Professor Clayton Christensen is my favorite business writer. He take business and high sounding economic terms and dissect them to the practical understanding of the layman. Following in the paths of his other best selling and highly elucidating books on innovation and other subjects, this book is to say the least,  not disappointing at all.

Even though life is not all about business, he (and the co-authors) has severally used simplified and yet highly practical language to propose what should and ought to be the most important measure and approaches to life in general. A highly enlightening book, readers will not be disappointed.
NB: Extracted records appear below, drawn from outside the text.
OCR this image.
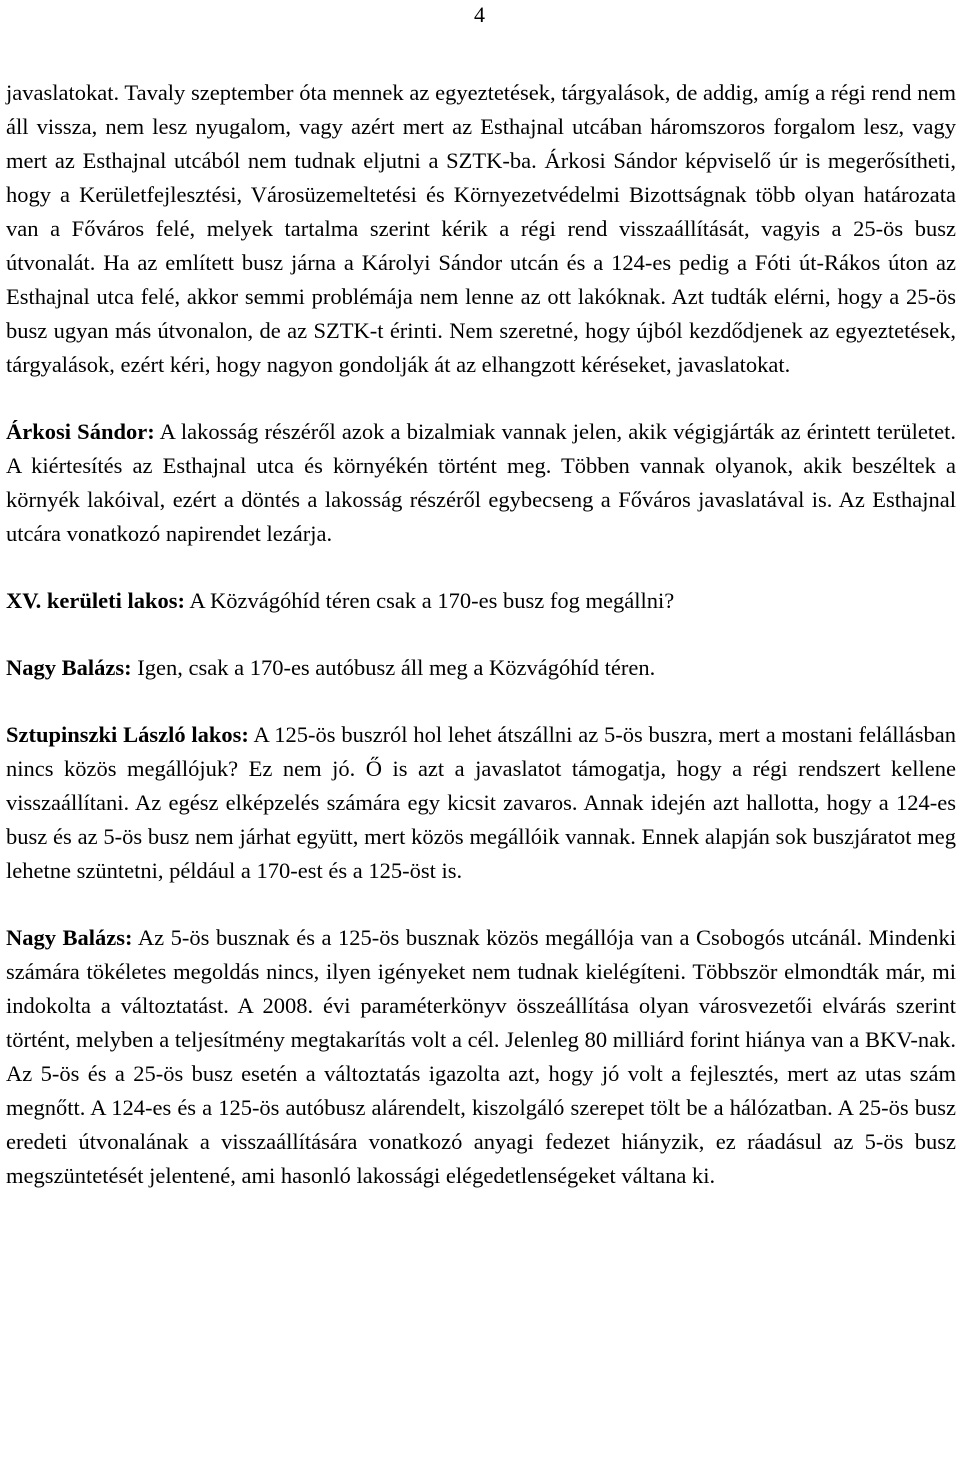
4

javaslatokat. Tavaly szeptember óta mennek az egyeztetések, tárgyalások, de addig, amíg a régi rend nem áll vissza, nem lesz nyugalom, vagy azért mert az Esthajnal utcában háromszoros forgalom lesz, vagy mert az Esthajnal utcából nem tudnak eljutni a SZTK-ba. Árkosi Sándor képviselő úr is megerősítheti, hogy a Kerületfejlesztési, Városüzemeltetési és Környezetvédelmi Bizottságnak több olyan határozata van a Főváros felé, melyek tartalma szerint kérik a régi rend visszaállítását, vagyis a 25-ös busz útvonalát. Ha az említett busz járna a Károlyi Sándor utcán és a 124-es pedig a Fóti út-Rákos úton az Esthajnal utca felé, akkor semmi problémája nem lenne az ott lakóknak. Azt tudták elérni, hogy a 25-ös busz ugyan más útvonalon, de az SZTK-t érinti. Nem szeretné, hogy újból kezdődjenek az egyeztetések, tárgyalások, ezért kéri, hogy nagyon gondolják át az elhangzott kéréseket, javaslatokat.

Árkosi Sándor: A lakosság részéről azok a bizalmiak vannak jelen, akik végigjárták az érintett területet. A kiértesítés az Esthajnal utca és környékén történt meg. Többen vannak olyanok, akik beszéltek a környék lakóival, ezért a döntés a lakosság részéről egybecseng a Főváros javaslatával is. Az Esthajnal utcára vonatkozó napirendet lezárja.

XV. kerületi lakos: A Közvágóhíd téren csak a 170-es busz fog megállni?

Nagy Balázs: Igen, csak a 170-es autóbusz áll meg a Közvágóhíd téren.

Sztupinszki László lakos: A 125-ös buszról hol lehet átszállni az 5-ös buszra, mert a mostani felállásban nincs közös megállójuk? Ez nem jó. Ő is azt a javaslatot támogatja, hogy a régi rendszert kellene visszaállítani. Az egész elképzelés számára egy kicsit zavaros. Annak idején azt hallotta, hogy a 124-es busz és az 5-ös busz nem járhat együtt, mert közös megállóik vannak. Ennek alapján sok buszjáratot meg lehetne szüntetni, például a 170-est és a 125-öst is.

Nagy Balázs: Az 5-ös busznak és a 125-ös busznak közös megállója van a Csobogós utcánál. Mindenki számára tökéletes megoldás nincs, ilyen igényeket nem tudnak kielégíteni. Többször elmondták már, mi indokolta a változtatást. A 2008. évi paraméterkönyv összeállítása olyan városvezetői elvárás szerint történt, melyben a teljesítmény megtakarítás volt a cél. Jelenleg 80 milliárd forint hiánya van a BKV-nak. Az 5-ös és a 25-ös busz esetén a változtatás igazolta azt, hogy jó volt a fejlesztés, mert az utas szám megnőtt. A 124-es és a 125-ös autóbusz alárendelt, kiszolgáló szerepet tölt be a hálózatban. A 25-ös busz eredeti útvonalának a visszaállítására vonatkozó anyagi fedezet hiányzik, ez ráadásul az 5-ös busz megszüntetését jelentené, ami hasonló lakossági elégedetlenségeket váltana ki.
Among other topics, the authors explained how readers can use what they called the deliberate (or planned)  and emergent strategy to discover what their life’s purpose, goal,  pursuits and what might eventually work for them in life. The likelihood of the success of any of these strategies been tested along the way with the statement, “What has to prove true for this to work? ”

Going further, according to them, people in all cadres of life can use the theory of full costs and marginal costs in taking decisions that have overreaching long or short term repercussions in business and in situations that call for moral choices. They explained that, “The marginal cost of doing something “just this once” always seems to be negligible, but the full cost will typically be much higher. Yet unconsciously, we will naturally employ the marginal cost doctrine in our personal lives. A Voice in our head says, “Look, I know that as a general rule, most people shouldn’t do this. But in this particular extenuating circumstance, just this once, it’s okay.” And the voice in our head seems to be right; the price of doing something wrong “just this once” usually appears alluringly low. It suckers you in, and you don’t see where that path is ultimately headed or the full cost that the choice entails.”
This book did not set out to just simply teach us morals. But, in our world and times where people see morals as relative, I find the authors’ emphasis in this area towards the end of the book a highly reassuring guide.

Among other things,  my take home from this book is:
Never lower your morals in other to please others or meet their expectations. Do not debase yourself or go contrary to what you know to be your true inner convictions and what is the right thing to do. Why? This is because, according to the authors, it is easier to stay true to your convictions 100% of the time than it is to stay true to them 98% of the time. Why is this so? This is because,  you never can tell where or how far you will go down the drain after that first,  initial,  “Just this one time only” act of compromise.
All quotations & brief excerpts are from: Clayton M. Christensen, James Allworth, Karen Dillon;  How Will You Measure Your Life?